The tender offer is a 10 percent premium over CSCX’s Oct. 18 closing price and a 30 percent premium on its average closing price over 100 days before the merger was announced Oct. 19.
The deal’s closing means CSCX shares will cease trading on the NASDAQ exchange “as promptly as practicable following the effective time of the merger,” according to an Opto Circuits press release.

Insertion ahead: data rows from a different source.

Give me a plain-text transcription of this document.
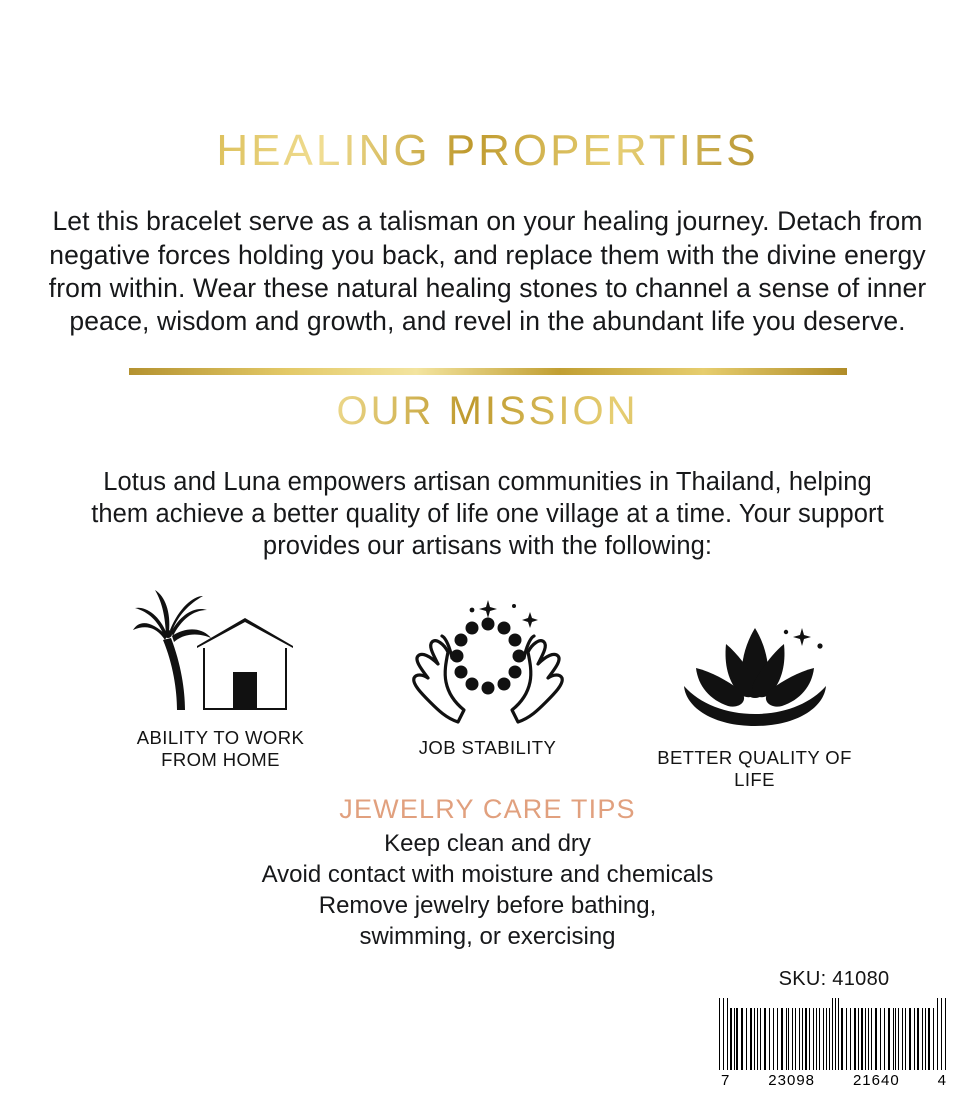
HEALING PROPERTIES

Let this bracelet serve as a talisman on your healing journey. Detach from negative forces holding you back, and replace them with the divine energy from within. Wear these natural healing stones to channel a sense of inner peace, wisdom and growth, and revel in the abundant life you deserve.

OUR MISSION

Lotus and Luna empowers artisan communities in Thailand, helping them achieve a better quality of life one village at a time. Your support provides our artisans with the following:

ABILITY TO WORK FROM HOME
JOB STABILITY	BETTER QUALITY OF LIFE
JEWELRY CARE TIPS
Keep clean and dry
Avoid contact with moisture and chemicals
Remove jewelry before bathing,
swimming, or exercising
SKU: 41080
7	23098	21640	4
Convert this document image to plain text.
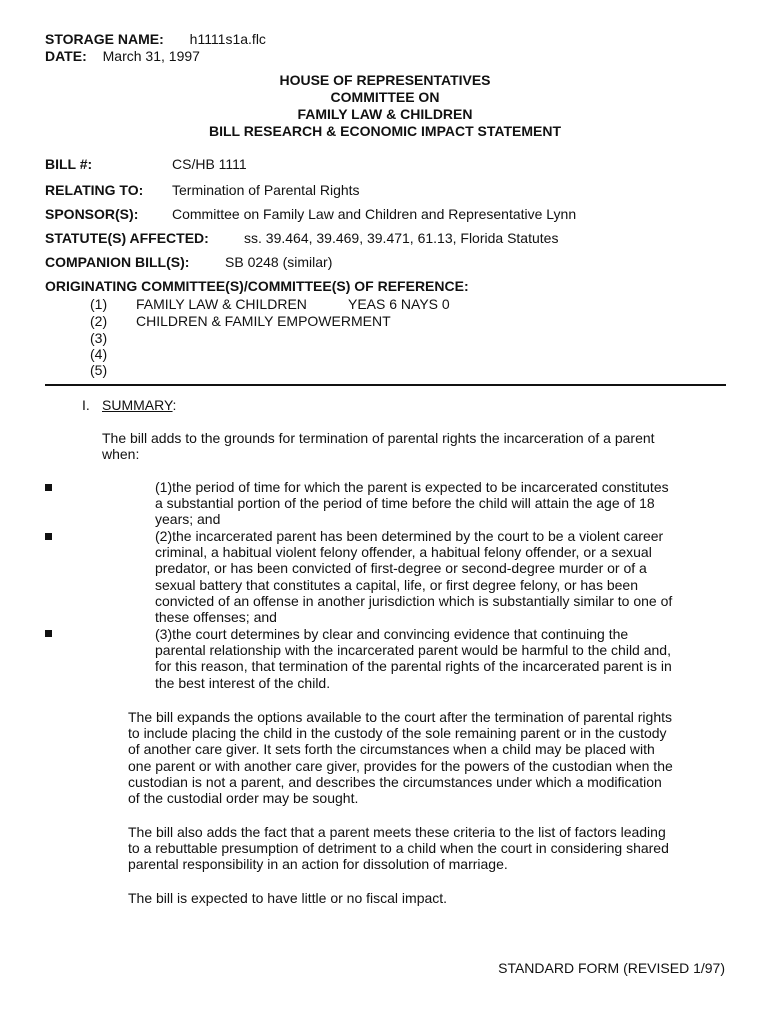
STORAGE NAME: h1111s1a.flc
DATE: March 31, 1997
HOUSE OF REPRESENTATIVES
COMMITTEE ON
FAMILY LAW & CHILDREN
BILL RESEARCH & ECONOMIC IMPACT STATEMENT
BILL #:	CS/HB 1111
RELATING TO: Termination of Parental Rights
SPONSOR(S): Committee on Family Law and Children and Representative Lynn
STATUTE(S) AFFECTED:	ss. 39.464, 39.469, 39.471, 61.13, Florida Statutes
COMPANION BILL(S):	SB 0248 (similar)
ORIGINATING COMMITTEE(S)/COMMITTEE(S) OF REFERENCE:
(1) FAMILY LAW & CHILDREN	YEAS 6 NAYS 0
(2) CHILDREN & FAMILY EMPOWERMENT
(3)
(4)
(5)
I. SUMMARY:
The bill adds to the grounds for termination of parental rights the incarceration of a parent
when:
(1)the period of time for which the parent is expected to be incarcerated constitutes
a substantial portion of the period of time before the child will attain the age of 18
years; and
(2)the incarcerated parent has been determined by the court to be a violent career
criminal, a habitual violent felony offender, a habitual felony offender, or a sexual
predator, or has been convicted of first-degree or second-degree murder or of a
sexual battery that constitutes a capital, life, or first degree felony, or has been
convicted of an offense in another jurisdiction which is substantially similar to one of
these offenses; and
(3)the court determines by clear and convincing evidence that continuing the
parental relationship with the incarcerated parent would be harmful to the child and,
for this reason, that termination of the parental rights of the incarcerated parent is in
the best interest of the child.
The bill expands the options available to the court after the termination of parental rights
to include placing the child in the custody of the sole remaining parent or in the custody
of another care giver. It sets forth the circumstances when a child may be placed with
one parent or with another care giver, provides for the powers of the custodian when the
custodian is not a parent, and describes the circumstances under which a modification
of the custodial order may be sought.
The bill also adds the fact that a parent meets these criteria to the list of factors leading
to a rebuttable presumption of detriment to a child when the court in considering shared
parental responsibility in an action for dissolution of marriage.
The bill is expected to have little or no fiscal impact.
STANDARD FORM (REVISED 1/97)
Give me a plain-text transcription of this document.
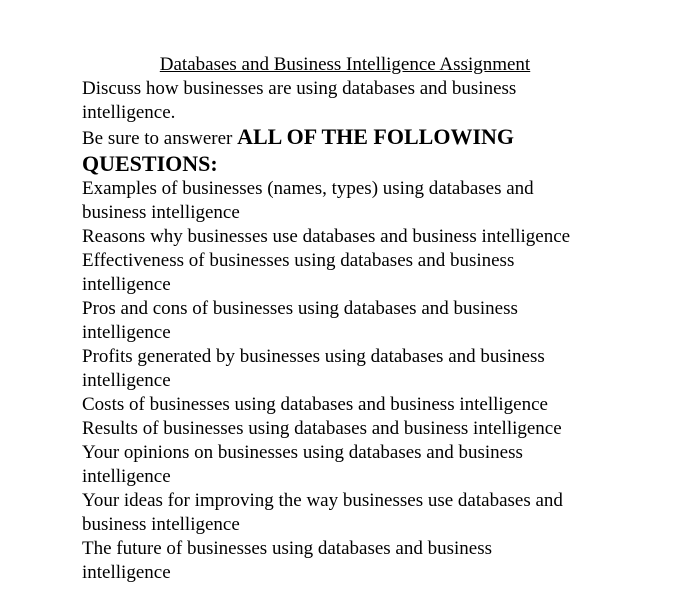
Databases and Business Intelligence Assignment

Discuss how businesses are using databases and business

intelligence.

Be sure to answerer ALL OF THE FOLLOWING

QUESTIONS:

Examples of businesses (names, types) using databases and

business intelligence

Reasons why businesses use databases and business intelligence

Effectiveness of businesses using databases and business

intelligence

Pros and cons of businesses using databases and business

intelligence

Profits generated by businesses using databases and business

intelligence

Costs of businesses using databases and business intelligence

Results of businesses using databases and business intelligence

Your opinions on businesses using databases and business

intelligence

Your ideas for improving the way businesses use databases and

business intelligence

The future of businesses using databases and business

intelligence
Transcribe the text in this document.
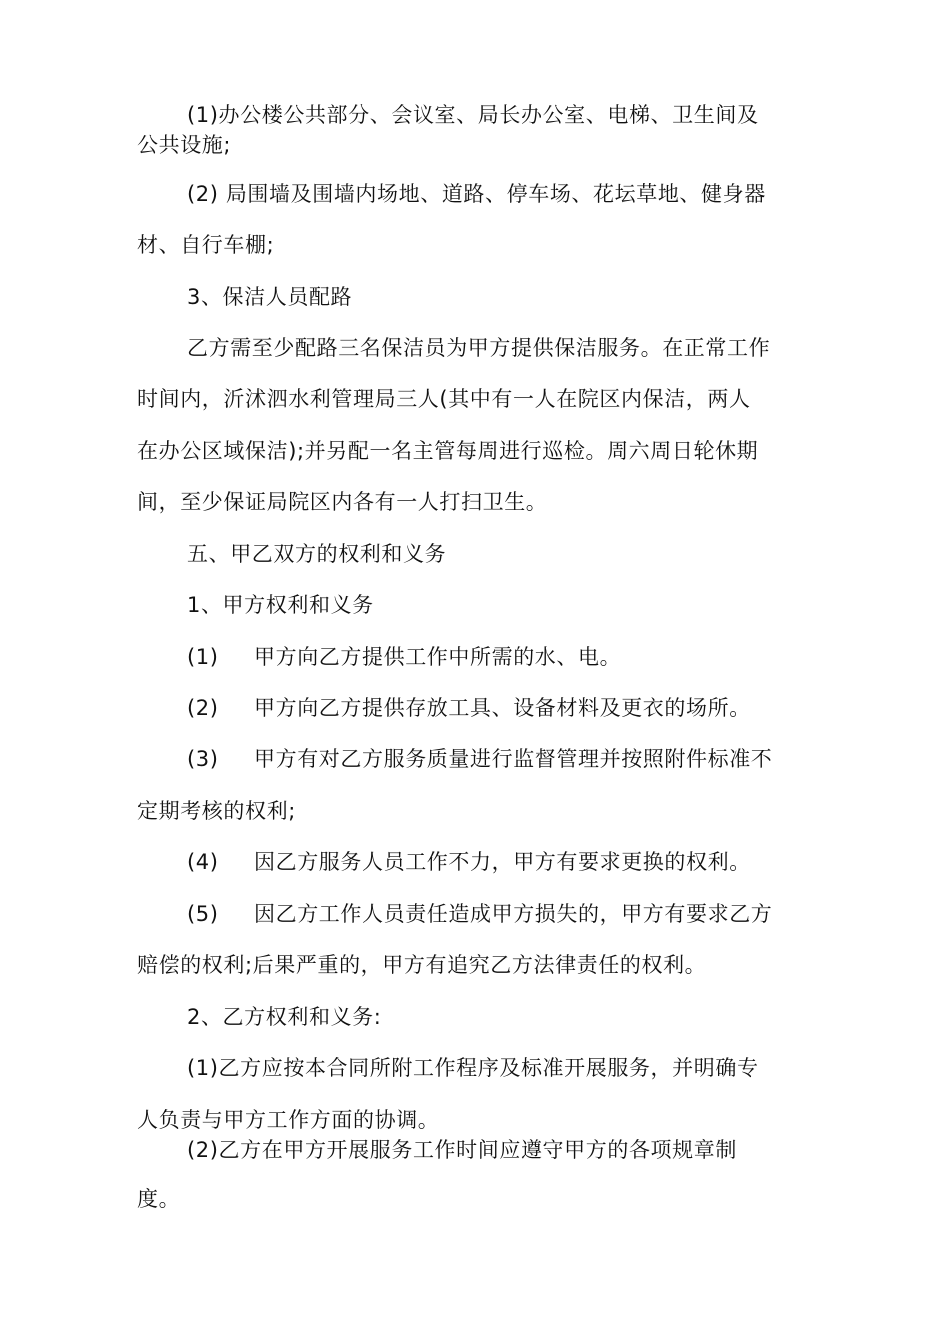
(1)办公楼公共部分、会议室、局长办公室、电梯、卫生间及
公共设施;
(2) 局围墙及围墙内场地、道路、停车场、花坛草地、健身器
材、自行车棚;
3、保洁人员配路
乙方需至少配路三名保洁员为甲方提供保洁服务。在正常工作
时间内，沂沭泗水利管理局三人(其中有一人在院区内保洁，两人
在办公区域保洁);并另配一名主管每周进行巡检。周六周日轮休期
间，至少保证局院区内各有一人打扫卫生。
五、甲乙双方的权利和义务
1、甲方权利和义务
(1) 甲方向乙方提供工作中所需的水、电。
(2) 甲方向乙方提供存放工具、设备材料及更衣的场所。
(3) 甲方有对乙方服务质量进行监督管理并按照附件标准不
定期考核的权利;
(4) 因乙方服务人员工作不力，甲方有要求更换的权利。
(5) 因乙方工作人员责任造成甲方损失的，甲方有要求乙方
赔偿的权利;后果严重的，甲方有追究乙方法律责任的权利。
2、乙方权利和义务:
(1)乙方应按本合同所附工作程序及标准开展服务，并明确专
人负责与甲方工作方面的协调。
(2)乙方在甲方开展服务工作时间应遵守甲方的各项规章制
度。
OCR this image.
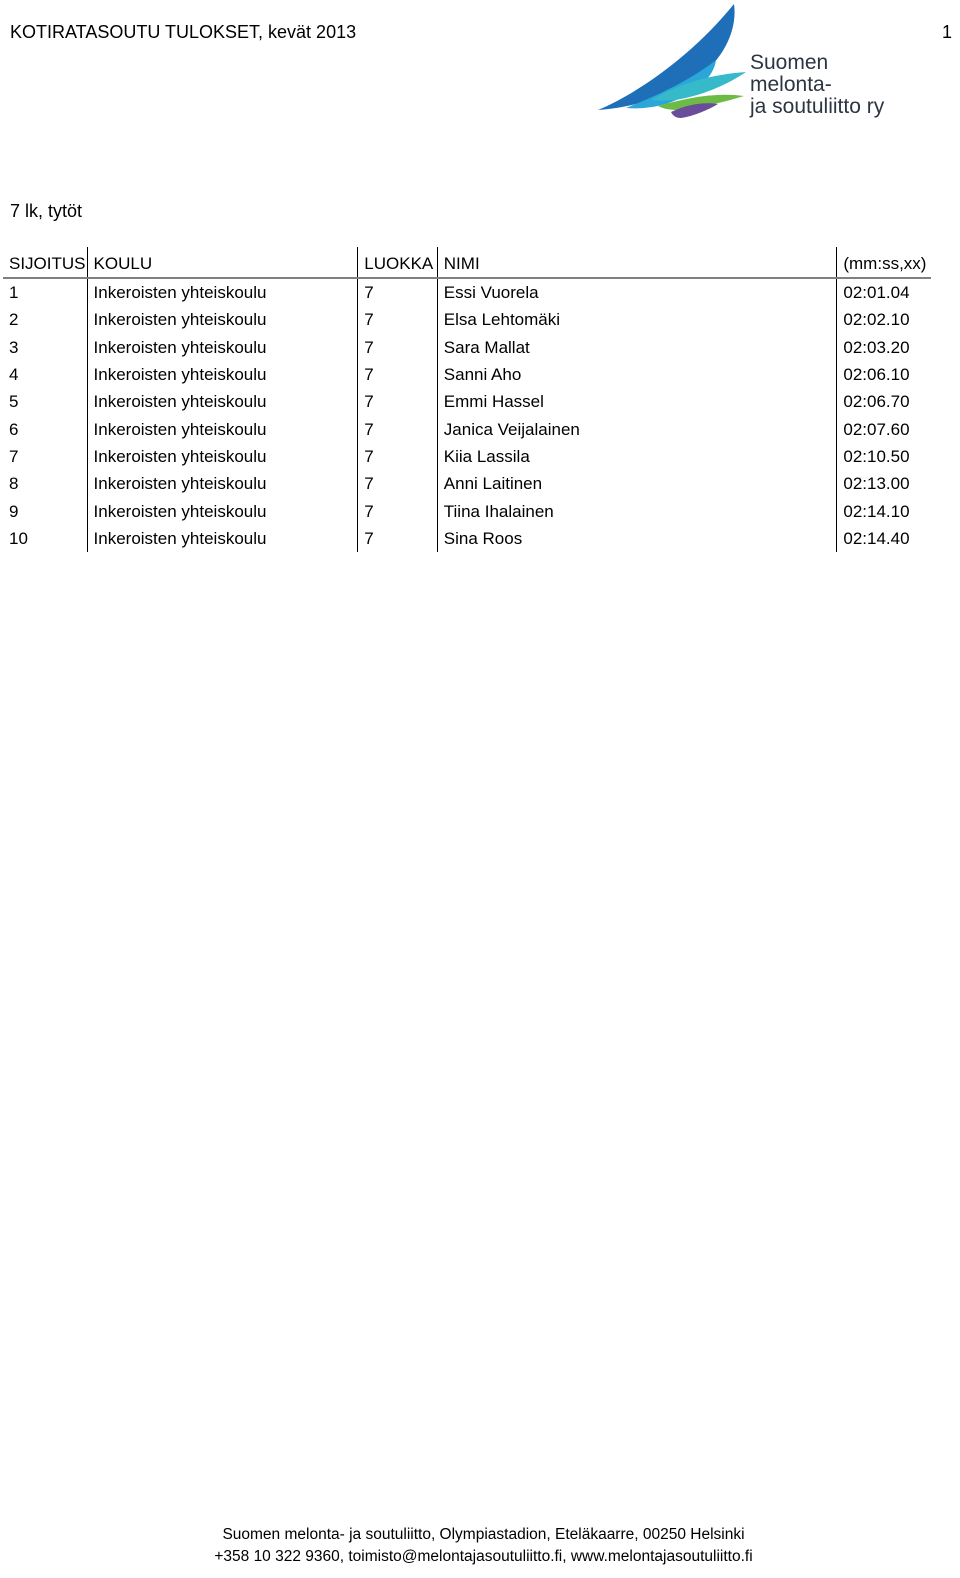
KOTIRATASOUTU TULOKSET, kevät 2013	1
Suomen
melonta-
ja soutuliitto ry
7 lk, tytöt
SIJOITUS	KOULU	LUOKKA	NIMI	(mm:ss,xx)
1	Inkeroisten yhteiskoulu	7	Essi Vuorela	02:01.04
2	Inkeroisten yhteiskoulu	7	Elsa Lehtomäki	02:02.10
3	Inkeroisten yhteiskoulu	7	Sara Mallat	02:03.20
4	Inkeroisten yhteiskoulu	7	Sanni Aho	02:06.10
5	Inkeroisten yhteiskoulu	7	Emmi Hassel	02:06.70
6	Inkeroisten yhteiskoulu	7	Janica Veijalainen	02:07.60
7	Inkeroisten yhteiskoulu	7	Kiia Lassila	02:10.50
8	Inkeroisten yhteiskoulu	7	Anni Laitinen	02:13.00
9	Inkeroisten yhteiskoulu	7	Tiina Ihalainen	02:14.10
10	Inkeroisten yhteiskoulu	7	Sina Roos	02:14.40
Suomen melonta- ja soutuliitto, Olympiastadion, Eteläkaarre, 00250 Helsinki
+358 10 322 9360, toimisto@melontajasoutuliitto.fi, www.melontajasoutuliitto.fi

Bothell, Wash.-based Cardiac Science’s share price took a hit after an April recall of its external defibrillators. The Food & Drug Administration warned that 280,000 external defibrillators with components made by Cardiac Science could malfunction, expanding a November 2009 recall. In June, Cardiac Science said it would replace 24,000 defibrillators implicated in the same recall because the device’s flaws could not be remedied with software patches.
The company’s second-quarter earnings took big dip on an $11 million charge related to the recall. CSCX reported a net loss of $18.5 million, or 78 cents per diluted share, on sales of $36.1 million during the three months ended June 30, compared with a net loss of $2.1 million, or 9 cents per diluted share, on sales of $36.1 million during Q2 2009. Its Q3 earnings are due out at the end of this month.